Review the in-bound call process. Is the system large enough and sophisticated enough to handle the call load, easy to understand and use, efficient, and time-effective? Can customers quickly and easily get to a live person if they desire? Are phone encounters rushed to meet some artificial time standard? Is first call resolution a primary goal? If customers must be transferred, how will it feel and sound on their end of the line? What do they experience when put on hold--silence, elevator music, boring advertisements, or long waits? What is the garbage you need to take out?
Kill a Stupid Rule
TD Bank (formerly Commerce Bank in the U.S.) created a “Kill a Stupid Rule” program. Any employee who spotted a rule that kept employees from wowing customers got a fifty dollar reward. Put everyone on notice to spot and find purposeless processes and illogical boundaries. Hold gatherings for people to report their learning’s. Make busting bureaucracy more valued than protecting those “sacred cows” long in need of slaughtering.
It is not unusual for physicians to fall behind on scheduled appointments due to an emergency that ran longer than planned. When possible, Milwaukee-based St. Luke Medical Center patients were contacted to have their appointments rescheduled. However, some patients could not be reached and showed up for an appointment that had to be rescheduled. A group of receptionists came up with a solid solution: they worked out an arrangement with a gas station next to the center to give the patient a $5 gift certificate for gas. The gas station bills the medical center each month for the gift certificates used.
Make it a Calm Day
Making service comfortable is all about making the experience calm, secure and accessible (you can reach the organization easily and when you want to). Customers of Cox’s Dry Cleaners in Dallas know comfort starts with owner Sam Cox. If you need to get your clothes on Sunday when Sam is normally closed, regulars know a call to Sam at home will get him there in a heart beat. He was one of the first in the dry cleaning business in Dallas to put both an after hours keyed drop box in the front of the store and a drive-in pickup service in the back.

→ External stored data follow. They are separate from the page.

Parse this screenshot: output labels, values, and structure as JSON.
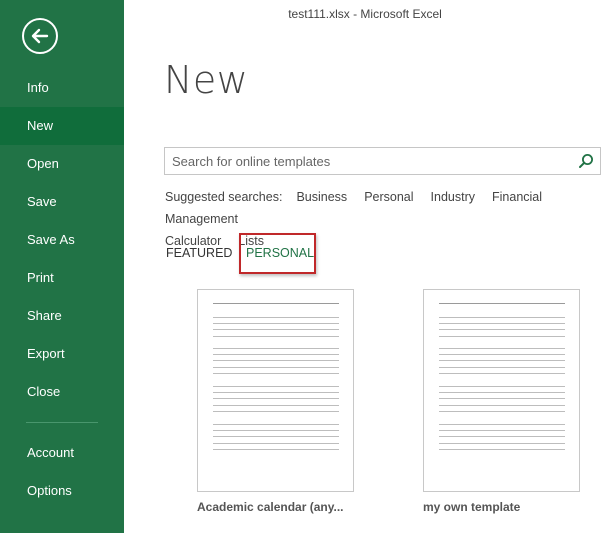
{
  "window": {
    "title": "test111.xlsx - Microsoft Excel"
  },
  "sidebar": {
    "back_label": "Back",
    "items": [
      {
        "label": "Info",
        "active": false
      },
      {
        "label": "New",
        "active": true
      },
      {
        "label": "Open",
        "active": false
      },
      {
        "label": "Save",
        "active": false
      },
      {
        "label": "Save As",
        "active": false
      },
      {
        "label": "Print",
        "active": false
      },
      {
        "label": "Share",
        "active": false
      },
      {
        "label": "Export",
        "active": false
      },
      {
        "label": "Close",
        "active": false
      }
    ],
    "bottom_items": [
      {
        "label": "Account"
      },
      {
        "label": "Options"
      }
    ],
    "colors": {
      "background": "#217346",
      "active": "#106d3b"
    }
  },
  "main": {
    "title": "New",
    "search": {
      "placeholder": "Search for online templates",
      "value": ""
    },
    "suggested": {
      "label": "Suggested searches:",
      "items": [
        "Business",
        "Personal",
        "Industry",
        "Financial Management",
        "Calculator",
        "Lists"
      ]
    },
    "tabs": [
      {
        "label": "FEATURED",
        "selected": false
      },
      {
        "label": "PERSONAL",
        "selected": true
      }
    ],
    "templates": [
      {
        "caption": "Academic calendar (any..."
      },
      {
        "caption": "my own template"
      }
    ],
    "accent_color": "#217346",
    "highlight_color": "#c0282a"
  }
}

Walk in the Four Seasons hotel lobby in Carlsbad, California and near the entrance are a stack of paper cups and two large glass dispensers—one filled with lemon flavored ice water (with large slices of lemon) and one filled with strawberries and watermelon (again, featuring sliced strawberries and chunks of watermelon). What could a fountain do for you entrance? What music could you play that could reduce customer anxiety? What fragrance should customers smell? You can manage the sensory experience of customers. Why not make the experience focus on calm and comfort? What did your realtor tell you about getting your house ready for a showing? Fresh flowers and the smell of fresh apple pie. Your customers deserve the same idea.
Customers have a low tolerance for hassle today. While they do not expect perfection all the time, they return to those organizations that consistently demonstrate a commitment to taking the garbage out of the process of getting service. Service comfort requires vigilance as well as caretaking. It calls for employees willing to raise their hand when they spot customer dissonance. It takes staff members who see continuous process improvement as vital as continuous revenue improvement. And, it requires associates who make preventive maintenance an integral part of their stewardship of the organizations’ resources and reputation.
There seems to be a rise in service garbage. As organizations cut costs, trim staff, and reduce trust in customers, the by-product is more papers and trash littering the service encounter. Be the organization that takes out the trash and your customers will reward you with their spending cash!